The artist depicts Shakespeare performing before Queen Elizabeth aboard her royal row barge. Despite the nautical setting, the fate of the play’s famous character, Falstaff, is linked to his horse. Shakespeare’s knowledge of horses, their training, equipment and theft is so extensive that in 1877 Charles Flowers wrote the first equestrian study of the playwright. “Shakespeare not only looked on a horse with the eye of a judge, but he entertained for him a feeling of affection which is exhibited through all the plays and poems. He knew well there must be for perfect training an intimate sympathy between the horse and his rider, so that the one can instantly feel the intention of the other, even before it can be expressed by word or sign.”

 

Shakespeare's Return to Stratford-upon-Avon

The death of Queen Elizabeth in 1603 ushers in her successor, King James, who was such a strong supporter of Shakespeare’s plays that the troupe of actors changed their name to the King’s Men and performed before the royal court eleven times in a year. With the wealth made by his plays, Shakespeare retires at the age of 49. He purchases New Place, the second largest home in Stratford, and resumes living in the village where his wife and married daughters had been living all the while. He is respected by prominent people in London and is granted a coat of arms, which he displays with pride at home.

 

 

 

Shakespeare with His Friends at New Place

The artist chose to depict Shakespeare entertaining his friends in the shade of a legendary black mulberry tree which the playwright is believed to have planted in front of his home, after King James encouraged the planting of these trees in an attempt to induce landowners to start a silk industry in England. While the origin of this specific tree may be in question, what is remembered is that this tree is connected to the destruction of Shakespeare’s home. New Place was inhabited in 1756 by the Reverend Francis Gastrell. Having grown tired of visitors constantly asking to view the tree, Gastrell ordered the mulberry to be cut down in what was described as an act of gothic barbarity. The inhabitants of Stratford were incandescent. When Gastrell requested permission to extend the garden, the town council refused and raised his taxes. In retaliation Gastrell promptly demolished Shakespeare’s home. Outraged residents forced the reverend to leave the town and the legend of Shakespeare’s mulberry tree gave birth to a cottage industry which created souvenirs supposedly made from the fabled tree.

 

 

 

Shakespeare's Last Hours

The cause of Shakespeare’s death has never been determined. He died on April 23, 1616, which marked his 52nd birthday. He is seen being attended by wife and two daughters. In the background of the painting, the artist depicted the spire of the Holy Trinity Church, the same place where Shakespeare had been baptized and was later buried. Seven years after his death, two colleagues collected 36 of Shakespeare’s plays and preserved them in a book known as the First Folio.
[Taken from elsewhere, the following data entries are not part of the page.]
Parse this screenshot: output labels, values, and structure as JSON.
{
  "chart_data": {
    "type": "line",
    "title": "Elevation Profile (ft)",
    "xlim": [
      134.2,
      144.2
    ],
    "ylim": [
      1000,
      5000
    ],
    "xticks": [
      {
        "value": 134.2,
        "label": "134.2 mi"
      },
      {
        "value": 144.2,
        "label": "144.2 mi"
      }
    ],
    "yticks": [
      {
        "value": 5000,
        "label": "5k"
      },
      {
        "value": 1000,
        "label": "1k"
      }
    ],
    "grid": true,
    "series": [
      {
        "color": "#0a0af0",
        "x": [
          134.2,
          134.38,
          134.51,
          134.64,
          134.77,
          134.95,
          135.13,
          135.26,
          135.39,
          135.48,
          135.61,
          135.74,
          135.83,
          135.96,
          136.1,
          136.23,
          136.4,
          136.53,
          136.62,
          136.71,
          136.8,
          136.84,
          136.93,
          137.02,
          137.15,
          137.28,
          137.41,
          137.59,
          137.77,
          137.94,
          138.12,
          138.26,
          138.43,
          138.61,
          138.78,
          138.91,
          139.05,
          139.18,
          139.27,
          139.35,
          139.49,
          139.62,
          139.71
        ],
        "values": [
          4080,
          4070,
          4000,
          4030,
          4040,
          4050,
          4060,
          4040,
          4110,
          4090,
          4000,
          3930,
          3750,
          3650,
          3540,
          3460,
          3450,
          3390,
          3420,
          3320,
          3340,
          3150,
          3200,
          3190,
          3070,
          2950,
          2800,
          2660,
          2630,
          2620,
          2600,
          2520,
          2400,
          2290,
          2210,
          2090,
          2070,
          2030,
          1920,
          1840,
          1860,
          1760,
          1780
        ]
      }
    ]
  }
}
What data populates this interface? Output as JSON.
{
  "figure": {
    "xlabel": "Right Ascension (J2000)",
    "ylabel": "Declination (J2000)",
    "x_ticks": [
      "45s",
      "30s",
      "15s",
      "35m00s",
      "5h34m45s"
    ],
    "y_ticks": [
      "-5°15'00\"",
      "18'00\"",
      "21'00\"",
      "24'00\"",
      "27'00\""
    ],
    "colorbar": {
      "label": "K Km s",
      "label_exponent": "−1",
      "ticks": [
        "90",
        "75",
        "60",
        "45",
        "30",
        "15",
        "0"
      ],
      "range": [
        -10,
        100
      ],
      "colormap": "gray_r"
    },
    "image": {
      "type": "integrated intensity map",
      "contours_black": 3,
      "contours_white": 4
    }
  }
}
After Shakespeare’s death, his friend Ben Jonson said, “He was not of an age, but for all time.” And though questions have been raised as to whether Shakespeare was the author of so many famous plays, there is no credible evidence to prove that anyone else created these great works of literature.

Thus more than 400 years after his death, Shakespeare has become a global cultural phenomenon.

After Cattermole’s death, Ryland bequeathed the original set of watercolours to the Shakespeare Memorial Theatre at Stratford in 1901. The paintings, which were often reproduced as postcards, can be viewed here.

 Equestrian Epilogue

Michael Wood is an English historian who undertook an investigation entitled “In Search of Shakespeare.” During his search, Professor Wood discovered a rare legal document. Dated 1579, it is bears the equestrian wax seal of Shakespeare’s mother, Mary Arden.